This is my first time asking a question here, so please tell me if there is something I should ask differently.
We are in the setting of $(\mathbb R^n, \mathcal F, \mathbb Q)$ being a probability space, and $(S_t)_{t=1}^n$ where $S_t \colon \mathbb R^n \rightarrow R, (x_1,\ldots ,x_n) \mapsto x_t$ being a martingale in its own filtration denoted $(\mathcal F_t)_{t=1}^n$.
Now I am finding two definitions for a trading strategy:
- A trading strategy $ (\xi_t)_{t=1}^n $ is a predictable process, meaning that $\xi_t $ is $\mathcal F_{t-1}$-measurable,
- A trading strategy $ \Delta = ( \Delta_{t} )_{t=0}^{n-1} $ consists of bounded Borel measurable functions $\Delta_t\colon \mathbb R^t \rightarrow \mathbb R$ where $0\leq t < T$.
The explanation given for equivalence was that for a discrete process $(\xi_t)_{t=1}^n$ it holds that $(\xi_t)_t$ is predictable in the first sense if and only if $\xi_t \overset{\mathbb Q\text{-a.s.}}{=} \Delta_{t-1} (x_1,\ldots ,x_{t-1}) $ for some bounded measurable functions $\Delta_t\colon \mathbb R^t\rightarrow \mathbb R$. Again the filtration is the natural filtration of the coordinate process.

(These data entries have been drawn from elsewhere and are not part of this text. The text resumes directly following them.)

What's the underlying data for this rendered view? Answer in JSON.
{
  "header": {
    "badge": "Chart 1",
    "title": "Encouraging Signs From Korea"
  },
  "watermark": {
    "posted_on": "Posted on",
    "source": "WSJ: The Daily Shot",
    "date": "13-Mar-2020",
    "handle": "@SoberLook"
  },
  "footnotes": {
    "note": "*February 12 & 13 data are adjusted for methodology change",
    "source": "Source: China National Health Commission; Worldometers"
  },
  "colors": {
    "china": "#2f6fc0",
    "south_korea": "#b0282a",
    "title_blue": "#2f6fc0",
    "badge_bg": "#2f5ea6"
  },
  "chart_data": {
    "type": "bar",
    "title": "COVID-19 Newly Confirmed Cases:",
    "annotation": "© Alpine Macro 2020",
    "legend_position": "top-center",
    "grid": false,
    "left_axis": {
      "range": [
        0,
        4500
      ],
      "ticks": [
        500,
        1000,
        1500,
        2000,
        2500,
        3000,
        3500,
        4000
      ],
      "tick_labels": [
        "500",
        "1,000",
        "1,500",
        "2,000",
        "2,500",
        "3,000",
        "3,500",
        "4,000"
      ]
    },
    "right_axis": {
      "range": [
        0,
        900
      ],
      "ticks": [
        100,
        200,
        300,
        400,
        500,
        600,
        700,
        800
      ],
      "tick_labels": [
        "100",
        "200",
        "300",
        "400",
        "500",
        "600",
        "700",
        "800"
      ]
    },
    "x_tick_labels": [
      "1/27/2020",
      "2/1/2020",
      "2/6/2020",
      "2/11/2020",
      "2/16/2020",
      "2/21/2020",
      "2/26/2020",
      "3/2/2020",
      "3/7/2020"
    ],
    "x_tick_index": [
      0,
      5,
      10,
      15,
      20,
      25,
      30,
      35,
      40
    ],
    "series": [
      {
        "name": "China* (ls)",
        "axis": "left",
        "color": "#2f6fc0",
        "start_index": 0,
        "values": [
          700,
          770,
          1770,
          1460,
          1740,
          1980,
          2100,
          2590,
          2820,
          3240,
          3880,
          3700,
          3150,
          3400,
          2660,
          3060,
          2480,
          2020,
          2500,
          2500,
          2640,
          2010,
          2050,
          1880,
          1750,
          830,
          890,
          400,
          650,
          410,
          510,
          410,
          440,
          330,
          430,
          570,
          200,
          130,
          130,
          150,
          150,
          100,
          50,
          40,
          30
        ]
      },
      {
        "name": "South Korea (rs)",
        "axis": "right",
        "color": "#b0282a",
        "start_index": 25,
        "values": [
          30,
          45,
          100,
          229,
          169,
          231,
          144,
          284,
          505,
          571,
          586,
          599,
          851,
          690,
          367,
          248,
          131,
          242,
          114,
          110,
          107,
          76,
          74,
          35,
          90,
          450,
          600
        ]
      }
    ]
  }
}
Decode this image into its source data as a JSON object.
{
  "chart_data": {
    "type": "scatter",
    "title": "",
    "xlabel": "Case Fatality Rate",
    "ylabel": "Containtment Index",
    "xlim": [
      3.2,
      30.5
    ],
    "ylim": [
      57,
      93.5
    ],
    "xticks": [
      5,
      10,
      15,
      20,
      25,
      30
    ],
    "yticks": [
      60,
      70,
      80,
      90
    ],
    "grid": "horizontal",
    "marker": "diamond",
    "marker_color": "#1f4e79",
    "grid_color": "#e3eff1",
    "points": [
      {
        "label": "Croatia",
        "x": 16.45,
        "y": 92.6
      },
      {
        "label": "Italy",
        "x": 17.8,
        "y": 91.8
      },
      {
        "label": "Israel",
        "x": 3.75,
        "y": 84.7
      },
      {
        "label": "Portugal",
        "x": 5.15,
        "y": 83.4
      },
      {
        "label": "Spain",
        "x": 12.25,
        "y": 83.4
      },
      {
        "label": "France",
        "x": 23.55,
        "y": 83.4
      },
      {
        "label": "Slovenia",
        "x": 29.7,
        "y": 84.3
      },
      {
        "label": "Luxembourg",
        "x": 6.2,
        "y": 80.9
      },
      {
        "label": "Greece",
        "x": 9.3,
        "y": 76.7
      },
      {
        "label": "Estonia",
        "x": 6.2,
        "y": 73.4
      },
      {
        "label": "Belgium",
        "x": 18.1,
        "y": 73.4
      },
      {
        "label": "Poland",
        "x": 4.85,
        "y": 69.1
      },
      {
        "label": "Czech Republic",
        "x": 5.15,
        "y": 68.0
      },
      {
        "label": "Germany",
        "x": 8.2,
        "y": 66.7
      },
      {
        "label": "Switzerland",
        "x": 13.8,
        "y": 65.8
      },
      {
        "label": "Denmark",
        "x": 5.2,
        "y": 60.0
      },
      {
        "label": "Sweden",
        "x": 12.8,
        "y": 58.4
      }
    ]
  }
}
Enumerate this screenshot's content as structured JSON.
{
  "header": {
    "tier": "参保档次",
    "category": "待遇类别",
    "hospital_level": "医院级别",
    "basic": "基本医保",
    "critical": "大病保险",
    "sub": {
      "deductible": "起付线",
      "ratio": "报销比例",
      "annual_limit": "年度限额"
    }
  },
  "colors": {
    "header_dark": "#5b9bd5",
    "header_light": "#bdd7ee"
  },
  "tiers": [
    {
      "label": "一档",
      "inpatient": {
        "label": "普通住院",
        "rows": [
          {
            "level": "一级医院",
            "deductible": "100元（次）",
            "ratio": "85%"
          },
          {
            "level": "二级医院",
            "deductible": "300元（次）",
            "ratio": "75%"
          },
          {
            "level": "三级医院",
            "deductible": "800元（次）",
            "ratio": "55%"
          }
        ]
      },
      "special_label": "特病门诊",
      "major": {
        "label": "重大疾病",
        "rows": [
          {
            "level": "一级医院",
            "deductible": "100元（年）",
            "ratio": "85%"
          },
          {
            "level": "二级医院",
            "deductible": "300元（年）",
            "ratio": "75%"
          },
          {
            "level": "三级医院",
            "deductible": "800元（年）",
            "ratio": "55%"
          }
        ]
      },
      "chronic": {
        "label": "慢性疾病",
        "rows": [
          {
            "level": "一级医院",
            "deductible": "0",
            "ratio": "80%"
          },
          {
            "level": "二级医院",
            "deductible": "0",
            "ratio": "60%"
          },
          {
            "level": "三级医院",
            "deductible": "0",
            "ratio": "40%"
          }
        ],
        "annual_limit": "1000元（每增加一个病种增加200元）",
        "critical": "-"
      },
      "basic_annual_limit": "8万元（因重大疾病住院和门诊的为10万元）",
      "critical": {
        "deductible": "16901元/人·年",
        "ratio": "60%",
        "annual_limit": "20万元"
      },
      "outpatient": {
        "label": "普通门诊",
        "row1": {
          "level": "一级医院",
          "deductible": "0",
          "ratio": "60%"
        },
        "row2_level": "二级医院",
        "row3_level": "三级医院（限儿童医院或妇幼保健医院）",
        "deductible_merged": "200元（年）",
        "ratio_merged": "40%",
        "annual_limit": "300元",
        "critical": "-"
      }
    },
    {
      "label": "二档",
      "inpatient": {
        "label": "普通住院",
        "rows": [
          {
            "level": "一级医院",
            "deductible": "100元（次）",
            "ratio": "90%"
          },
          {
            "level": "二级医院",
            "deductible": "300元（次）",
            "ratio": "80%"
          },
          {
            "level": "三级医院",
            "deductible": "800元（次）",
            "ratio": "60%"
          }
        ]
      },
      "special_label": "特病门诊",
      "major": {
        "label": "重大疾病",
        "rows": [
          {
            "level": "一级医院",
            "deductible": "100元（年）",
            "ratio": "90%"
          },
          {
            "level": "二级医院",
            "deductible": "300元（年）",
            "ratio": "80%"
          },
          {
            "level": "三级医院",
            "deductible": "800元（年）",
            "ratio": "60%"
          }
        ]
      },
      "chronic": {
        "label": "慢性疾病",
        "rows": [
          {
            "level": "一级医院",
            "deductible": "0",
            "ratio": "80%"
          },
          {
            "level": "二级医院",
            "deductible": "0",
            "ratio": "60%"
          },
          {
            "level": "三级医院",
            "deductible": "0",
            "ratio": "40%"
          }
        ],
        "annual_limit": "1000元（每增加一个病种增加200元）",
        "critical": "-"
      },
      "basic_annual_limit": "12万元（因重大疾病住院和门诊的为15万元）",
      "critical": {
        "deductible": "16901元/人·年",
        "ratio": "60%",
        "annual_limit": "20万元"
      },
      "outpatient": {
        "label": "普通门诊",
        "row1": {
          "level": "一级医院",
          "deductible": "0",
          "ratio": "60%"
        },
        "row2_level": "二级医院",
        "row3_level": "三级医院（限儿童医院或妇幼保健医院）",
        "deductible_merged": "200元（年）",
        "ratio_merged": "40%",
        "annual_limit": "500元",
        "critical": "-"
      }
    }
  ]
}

The backwards implication is clear (at least I hope I'm not making a mistake by thinking it is) and the forward implication is supposed to follow from some basic transformation lemma, however the only one I'm finding is the martingale transformation, with which I don't see a solution.
My question is why are the two definitions equivalent, and if it is indeed by the explanation given above, which transformation lemma is used and how?